The data from the CDC suggests that individuals who live in Idaho, Vermont, Utah, Minnesota, and Delaware exhibit the highest rates of skin cancer among all of the states in the U.S. It is also proposed that residents of these states are at greater risk for melanoma than folks who live in Texas, California, and Florida, where the sun shines more often than not.

The reason for this data is simple, and it comes down to the individual. Those who live in areas of the country where sunshine is intermittent are not exposed regularly. As a result, the little bit of exposure they do get tends to lead to sunburn. As you know, it is sunburn that presents the risk for all types of skin cancer.

Additional Factors to Remember
When consulting with patients regarding skin cancer, physicians look at a number of factors besides the history of sunburns. These include:

  • Excessive exposure to UV light over time. This could be sunlight or the lights in tanning beds.
  • Compromised immunity.
  • Older age.
  • Family history.
  • Numerous moles or atypical moles and growths.

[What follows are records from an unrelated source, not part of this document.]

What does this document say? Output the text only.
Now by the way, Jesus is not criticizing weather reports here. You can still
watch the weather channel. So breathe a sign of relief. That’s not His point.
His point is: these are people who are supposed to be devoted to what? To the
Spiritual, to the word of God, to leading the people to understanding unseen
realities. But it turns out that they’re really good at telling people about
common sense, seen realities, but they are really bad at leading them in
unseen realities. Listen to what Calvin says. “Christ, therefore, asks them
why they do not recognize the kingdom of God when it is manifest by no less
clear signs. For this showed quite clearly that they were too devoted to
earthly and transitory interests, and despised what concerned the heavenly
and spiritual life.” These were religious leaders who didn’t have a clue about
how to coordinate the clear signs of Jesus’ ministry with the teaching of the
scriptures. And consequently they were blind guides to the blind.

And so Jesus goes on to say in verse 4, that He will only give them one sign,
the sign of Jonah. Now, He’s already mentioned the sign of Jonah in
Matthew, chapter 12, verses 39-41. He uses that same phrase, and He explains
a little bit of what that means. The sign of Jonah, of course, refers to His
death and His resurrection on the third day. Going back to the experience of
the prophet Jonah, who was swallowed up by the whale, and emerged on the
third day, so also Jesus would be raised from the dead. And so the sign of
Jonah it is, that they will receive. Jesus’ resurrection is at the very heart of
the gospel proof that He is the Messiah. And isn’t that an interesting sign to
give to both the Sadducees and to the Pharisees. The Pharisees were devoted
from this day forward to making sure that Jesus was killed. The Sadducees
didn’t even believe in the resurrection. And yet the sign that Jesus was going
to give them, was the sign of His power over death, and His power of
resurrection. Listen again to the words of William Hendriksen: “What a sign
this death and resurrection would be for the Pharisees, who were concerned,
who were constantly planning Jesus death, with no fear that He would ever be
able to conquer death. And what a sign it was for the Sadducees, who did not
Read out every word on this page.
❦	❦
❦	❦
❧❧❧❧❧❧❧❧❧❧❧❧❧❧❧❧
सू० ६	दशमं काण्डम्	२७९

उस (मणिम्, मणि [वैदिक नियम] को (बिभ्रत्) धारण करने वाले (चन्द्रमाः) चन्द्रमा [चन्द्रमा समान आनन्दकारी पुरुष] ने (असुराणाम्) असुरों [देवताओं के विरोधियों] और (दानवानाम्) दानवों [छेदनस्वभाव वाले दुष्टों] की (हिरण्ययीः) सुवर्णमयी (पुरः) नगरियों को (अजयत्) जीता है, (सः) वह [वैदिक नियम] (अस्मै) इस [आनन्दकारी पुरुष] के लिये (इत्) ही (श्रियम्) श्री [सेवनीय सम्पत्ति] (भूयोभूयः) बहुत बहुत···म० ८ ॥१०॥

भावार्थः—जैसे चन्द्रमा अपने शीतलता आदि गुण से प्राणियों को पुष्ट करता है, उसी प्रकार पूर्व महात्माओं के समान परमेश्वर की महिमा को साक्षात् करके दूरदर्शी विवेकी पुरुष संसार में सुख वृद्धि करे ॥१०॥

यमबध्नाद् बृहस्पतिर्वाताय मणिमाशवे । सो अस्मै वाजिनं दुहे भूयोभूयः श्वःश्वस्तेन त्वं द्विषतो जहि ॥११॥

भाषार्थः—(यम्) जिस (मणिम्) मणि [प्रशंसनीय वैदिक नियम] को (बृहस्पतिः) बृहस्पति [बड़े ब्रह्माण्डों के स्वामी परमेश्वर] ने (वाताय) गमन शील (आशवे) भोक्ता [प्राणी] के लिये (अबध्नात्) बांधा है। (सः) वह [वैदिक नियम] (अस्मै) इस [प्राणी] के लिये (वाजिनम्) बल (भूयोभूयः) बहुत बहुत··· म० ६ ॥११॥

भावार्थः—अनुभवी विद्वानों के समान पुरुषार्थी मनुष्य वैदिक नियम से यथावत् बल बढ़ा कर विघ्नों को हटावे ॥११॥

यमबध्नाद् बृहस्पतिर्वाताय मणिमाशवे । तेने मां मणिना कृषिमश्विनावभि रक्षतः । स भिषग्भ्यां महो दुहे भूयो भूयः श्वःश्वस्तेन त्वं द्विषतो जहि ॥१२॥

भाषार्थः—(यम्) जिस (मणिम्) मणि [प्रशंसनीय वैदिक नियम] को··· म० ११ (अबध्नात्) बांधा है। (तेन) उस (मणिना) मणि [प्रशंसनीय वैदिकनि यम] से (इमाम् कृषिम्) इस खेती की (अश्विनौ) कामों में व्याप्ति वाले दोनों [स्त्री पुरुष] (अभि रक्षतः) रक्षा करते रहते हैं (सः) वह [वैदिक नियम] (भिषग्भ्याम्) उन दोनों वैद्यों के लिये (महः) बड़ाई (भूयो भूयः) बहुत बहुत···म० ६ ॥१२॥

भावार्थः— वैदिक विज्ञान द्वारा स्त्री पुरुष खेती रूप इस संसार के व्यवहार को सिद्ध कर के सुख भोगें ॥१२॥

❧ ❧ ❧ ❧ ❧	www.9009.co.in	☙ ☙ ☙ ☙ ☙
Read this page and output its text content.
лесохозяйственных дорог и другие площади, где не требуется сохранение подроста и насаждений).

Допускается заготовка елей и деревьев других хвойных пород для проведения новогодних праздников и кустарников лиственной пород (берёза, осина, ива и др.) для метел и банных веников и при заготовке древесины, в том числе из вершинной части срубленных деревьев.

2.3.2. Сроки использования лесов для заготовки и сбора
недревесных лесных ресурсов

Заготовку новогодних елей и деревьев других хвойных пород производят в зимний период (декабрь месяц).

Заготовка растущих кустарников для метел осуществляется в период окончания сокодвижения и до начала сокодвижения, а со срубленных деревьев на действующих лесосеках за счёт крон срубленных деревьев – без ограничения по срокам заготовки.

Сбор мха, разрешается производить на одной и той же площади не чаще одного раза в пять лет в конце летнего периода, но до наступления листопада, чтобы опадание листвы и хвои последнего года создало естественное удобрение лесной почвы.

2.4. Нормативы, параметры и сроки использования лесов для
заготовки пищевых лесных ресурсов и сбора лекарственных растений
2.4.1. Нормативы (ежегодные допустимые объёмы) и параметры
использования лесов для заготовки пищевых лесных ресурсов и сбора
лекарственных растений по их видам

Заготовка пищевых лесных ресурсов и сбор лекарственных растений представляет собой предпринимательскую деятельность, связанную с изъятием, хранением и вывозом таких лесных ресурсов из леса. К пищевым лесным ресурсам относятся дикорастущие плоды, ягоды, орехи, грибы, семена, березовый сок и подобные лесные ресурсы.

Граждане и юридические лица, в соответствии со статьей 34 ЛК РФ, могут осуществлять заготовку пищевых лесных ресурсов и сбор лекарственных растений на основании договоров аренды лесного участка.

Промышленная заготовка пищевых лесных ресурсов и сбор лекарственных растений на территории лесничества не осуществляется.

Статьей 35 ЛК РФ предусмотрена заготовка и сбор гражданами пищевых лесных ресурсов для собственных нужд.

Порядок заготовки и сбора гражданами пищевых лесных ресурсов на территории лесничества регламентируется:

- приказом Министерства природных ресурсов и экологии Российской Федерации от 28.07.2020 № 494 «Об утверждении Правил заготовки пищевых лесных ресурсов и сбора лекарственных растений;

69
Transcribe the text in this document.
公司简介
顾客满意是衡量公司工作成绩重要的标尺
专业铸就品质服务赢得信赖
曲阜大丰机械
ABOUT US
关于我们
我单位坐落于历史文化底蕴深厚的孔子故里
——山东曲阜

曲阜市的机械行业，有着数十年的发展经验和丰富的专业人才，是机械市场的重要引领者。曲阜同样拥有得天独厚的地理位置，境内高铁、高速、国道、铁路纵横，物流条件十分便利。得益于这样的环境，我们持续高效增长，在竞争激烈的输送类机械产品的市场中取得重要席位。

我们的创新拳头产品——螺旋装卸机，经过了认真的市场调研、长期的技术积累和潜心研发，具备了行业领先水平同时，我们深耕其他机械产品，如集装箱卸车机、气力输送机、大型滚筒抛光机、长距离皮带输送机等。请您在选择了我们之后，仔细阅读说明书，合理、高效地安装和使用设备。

Basal-cell and squamous-cell carcinomas still outnumber melanoma diagnoses, numbering more than 5 million each year. However, the American Cancer Society also estimated that over 76,000 cases of melanoma would be diagnosed this year alone.

The widespread concern about skin cancer is keeping more people indoors more often. This has resulted in a pandemic of vitamin D deficiency. In addition to offering patients the most efficient treatment for skin cancer, Mohs micrographic surgery, physicians are in the position to educate patients about the measures they can take to practice sun-safety, such as wearing sun block with zinc oxide, and getting a good dose of sunshine during the early morning hours in order to maintain adequate levels of vitamin D.